After what we consider to be an unsatisfactory consultation process, the Board of Directors of Metro Vancouver (the Greater Vancouver Regional District) adopted the Regional Growth Strategy, a bylaw intended to control growth in the region to 2040. (The Board intended to adopt the RGS bylaw in January 2011, but final adoption was delayed until July 2011 due to a dispute by Coquitlam.)
Despite the importance of the RGS (the Urban Development Institute said it was the most important document ever produced by the GVRD — Metro Vancouver), public hearings were poorly advertised and poorly attended, and held in only four locations before the RGS legislation was adopted. The administration even tried to block public access to the Directors based on flawed excuses. No public hearing was held in Vancouver. In some municipalities (e.g., Vancouver) we know that some elected members of city council did not receive adequate information from staff or Directors on negotiations leading up to the final text of the RGS. And it appears there was virtually a media blackout, despite our attempts to get the mainstream media to cover the topic in late 2010 and early 2011.

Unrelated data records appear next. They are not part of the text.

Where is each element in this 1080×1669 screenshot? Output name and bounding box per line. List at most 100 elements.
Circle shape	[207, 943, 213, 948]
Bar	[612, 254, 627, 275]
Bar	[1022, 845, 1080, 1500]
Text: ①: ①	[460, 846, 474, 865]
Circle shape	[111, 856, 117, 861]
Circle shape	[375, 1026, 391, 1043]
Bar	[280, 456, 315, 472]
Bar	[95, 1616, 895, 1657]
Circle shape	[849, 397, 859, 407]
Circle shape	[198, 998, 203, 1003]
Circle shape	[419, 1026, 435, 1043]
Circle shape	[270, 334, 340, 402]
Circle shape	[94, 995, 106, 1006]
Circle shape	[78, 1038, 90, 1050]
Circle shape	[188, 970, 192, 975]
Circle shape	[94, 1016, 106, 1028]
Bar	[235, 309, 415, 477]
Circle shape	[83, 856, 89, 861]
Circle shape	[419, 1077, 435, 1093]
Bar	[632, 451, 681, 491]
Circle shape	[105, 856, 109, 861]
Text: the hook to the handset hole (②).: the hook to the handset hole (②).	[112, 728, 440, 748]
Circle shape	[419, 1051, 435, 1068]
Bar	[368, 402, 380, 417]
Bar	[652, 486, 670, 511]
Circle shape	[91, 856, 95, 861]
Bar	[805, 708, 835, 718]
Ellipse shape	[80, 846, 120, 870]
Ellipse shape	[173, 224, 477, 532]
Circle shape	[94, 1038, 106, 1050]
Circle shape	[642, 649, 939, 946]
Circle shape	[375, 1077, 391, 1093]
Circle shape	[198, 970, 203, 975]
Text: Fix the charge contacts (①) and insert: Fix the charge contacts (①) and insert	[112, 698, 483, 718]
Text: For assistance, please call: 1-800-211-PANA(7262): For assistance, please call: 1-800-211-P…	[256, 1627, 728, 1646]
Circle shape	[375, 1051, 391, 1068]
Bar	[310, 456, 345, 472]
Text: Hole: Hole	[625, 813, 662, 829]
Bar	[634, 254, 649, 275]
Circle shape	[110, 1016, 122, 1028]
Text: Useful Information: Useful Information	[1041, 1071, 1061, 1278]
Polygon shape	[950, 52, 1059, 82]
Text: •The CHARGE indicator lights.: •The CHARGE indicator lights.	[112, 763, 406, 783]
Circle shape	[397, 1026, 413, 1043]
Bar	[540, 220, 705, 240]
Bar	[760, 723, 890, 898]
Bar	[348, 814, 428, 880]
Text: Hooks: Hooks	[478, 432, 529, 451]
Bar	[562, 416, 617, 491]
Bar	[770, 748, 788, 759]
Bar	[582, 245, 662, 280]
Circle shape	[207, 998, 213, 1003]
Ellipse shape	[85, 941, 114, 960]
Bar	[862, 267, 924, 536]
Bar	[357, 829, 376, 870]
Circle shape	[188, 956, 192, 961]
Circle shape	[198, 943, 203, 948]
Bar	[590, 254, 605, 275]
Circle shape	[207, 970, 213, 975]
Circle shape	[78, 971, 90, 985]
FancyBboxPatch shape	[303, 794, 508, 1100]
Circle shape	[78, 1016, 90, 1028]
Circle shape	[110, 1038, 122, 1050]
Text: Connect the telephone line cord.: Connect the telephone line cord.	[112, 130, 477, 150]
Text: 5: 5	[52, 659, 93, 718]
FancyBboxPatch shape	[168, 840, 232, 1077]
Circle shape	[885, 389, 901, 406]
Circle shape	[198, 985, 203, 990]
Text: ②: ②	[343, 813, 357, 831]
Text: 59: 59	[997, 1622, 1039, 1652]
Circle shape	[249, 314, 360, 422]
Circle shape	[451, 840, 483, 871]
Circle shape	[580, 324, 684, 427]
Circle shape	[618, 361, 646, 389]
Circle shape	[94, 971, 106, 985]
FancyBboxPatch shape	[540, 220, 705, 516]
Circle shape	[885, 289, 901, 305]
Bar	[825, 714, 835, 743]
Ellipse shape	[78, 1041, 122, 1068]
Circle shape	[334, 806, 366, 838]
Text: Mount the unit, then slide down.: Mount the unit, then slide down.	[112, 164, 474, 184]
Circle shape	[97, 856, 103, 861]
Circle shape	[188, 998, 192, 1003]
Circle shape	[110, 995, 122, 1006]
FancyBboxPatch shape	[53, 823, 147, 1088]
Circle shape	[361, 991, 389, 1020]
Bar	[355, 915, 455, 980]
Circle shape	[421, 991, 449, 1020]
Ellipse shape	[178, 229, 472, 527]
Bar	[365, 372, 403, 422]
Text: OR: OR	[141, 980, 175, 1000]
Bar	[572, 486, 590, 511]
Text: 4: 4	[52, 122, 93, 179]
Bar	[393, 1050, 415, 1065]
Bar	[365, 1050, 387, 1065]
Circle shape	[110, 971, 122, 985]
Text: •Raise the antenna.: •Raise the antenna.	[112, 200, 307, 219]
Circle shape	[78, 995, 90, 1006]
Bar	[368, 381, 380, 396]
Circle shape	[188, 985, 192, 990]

Now local governments have until July 2013 to adopt regional context statements that are required to comply with the RGS. Citizens should be concerned about the trend toward top-down control of land-use planning and decisions — and should scrutinize these processes more carefully. The public should write to newspaper/media owners and editors asking them to report more often about the RGS, and quiz their mayors and councillors to get status updates. The public has a right to know in detail what is going on.
Below is what the RGS could mean for the North Shore mountains in a few decades if the full extent of the bylaw were to be exploited.
This graph shows the population breakdown of Metro Vancouver. Weighted voting of the Board is roughly based on these ratios. For Vancouver, Vision Vancouver decided that only its own members are given all six directors’ positions on the Board, preventing other elected Councillors from access to information and influence.